This project touches on a broad range of architectural and sustainability concepts, tools, and workflows. A common thread is the development of techniques to help users express constraints and to design emergent behaviour.
Due to the complexity of the problem domain, we take a community-based approach and work towards enabling and empowering research scientists around the world studying these areas. To this end, we have founded the Symposium on Simulation for Architecture and Urban Design.
We are creating a high-quality Building Information Model of our offices in Toronto. Our goal is to make our building into a living laboratory for energy modeling, simulation, validation, and ultimately, for sustainability.

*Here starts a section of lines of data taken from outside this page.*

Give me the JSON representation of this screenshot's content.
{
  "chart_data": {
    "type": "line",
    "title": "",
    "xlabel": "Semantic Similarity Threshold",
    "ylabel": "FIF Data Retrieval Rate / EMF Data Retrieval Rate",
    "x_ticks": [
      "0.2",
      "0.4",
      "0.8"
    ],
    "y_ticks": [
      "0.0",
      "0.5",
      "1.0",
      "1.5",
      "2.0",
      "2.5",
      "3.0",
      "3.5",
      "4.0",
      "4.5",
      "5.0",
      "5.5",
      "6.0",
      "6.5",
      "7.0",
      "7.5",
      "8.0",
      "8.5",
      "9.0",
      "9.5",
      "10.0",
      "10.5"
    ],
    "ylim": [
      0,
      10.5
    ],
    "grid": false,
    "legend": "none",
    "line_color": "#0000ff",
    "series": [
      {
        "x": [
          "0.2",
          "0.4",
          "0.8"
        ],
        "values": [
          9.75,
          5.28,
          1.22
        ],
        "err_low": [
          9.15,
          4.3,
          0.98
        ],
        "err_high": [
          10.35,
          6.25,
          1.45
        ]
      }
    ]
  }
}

As systems become more complex, the design and authoring process becomes more abstract. This project explores both interactive and programmatic means for authoring constraints to control emergent behaviour.
Buildings are the largest consumers of energy responsible for 48% of all Green House Gas (GHG) emissions. Due to the complexity and multidisciplinary aspects of architecture design and construction, and urban design and society, modeling and simulation have become valuable techniques to understand and optimize this enormous challenge. Although research on building simulation has a long history, simulation research has also progressed significantly over the last few decades. We believe that these areas can contribute greatly to each other, enabling the construction of an advanced systems-based building simulation framework. This ambitious research agenda will require multi-disciplinary cooperation and a more explicit collaboration to further advance and accelerate progress on holistic systems-based simulation for minimizing resource consumption and GHG emissions, while maximizing occupant comfort. This project will work towards the creation of this next-generation collaborative simulation framework.
Building performance systems are becoming more common in an effort to expose and measure the operational efficiency of a building. Going beyond current graphical or floor-plan viewers, we examine advanced 3D real-time sensor-network visualizations as part of a building debugging tool to improve building efficiency.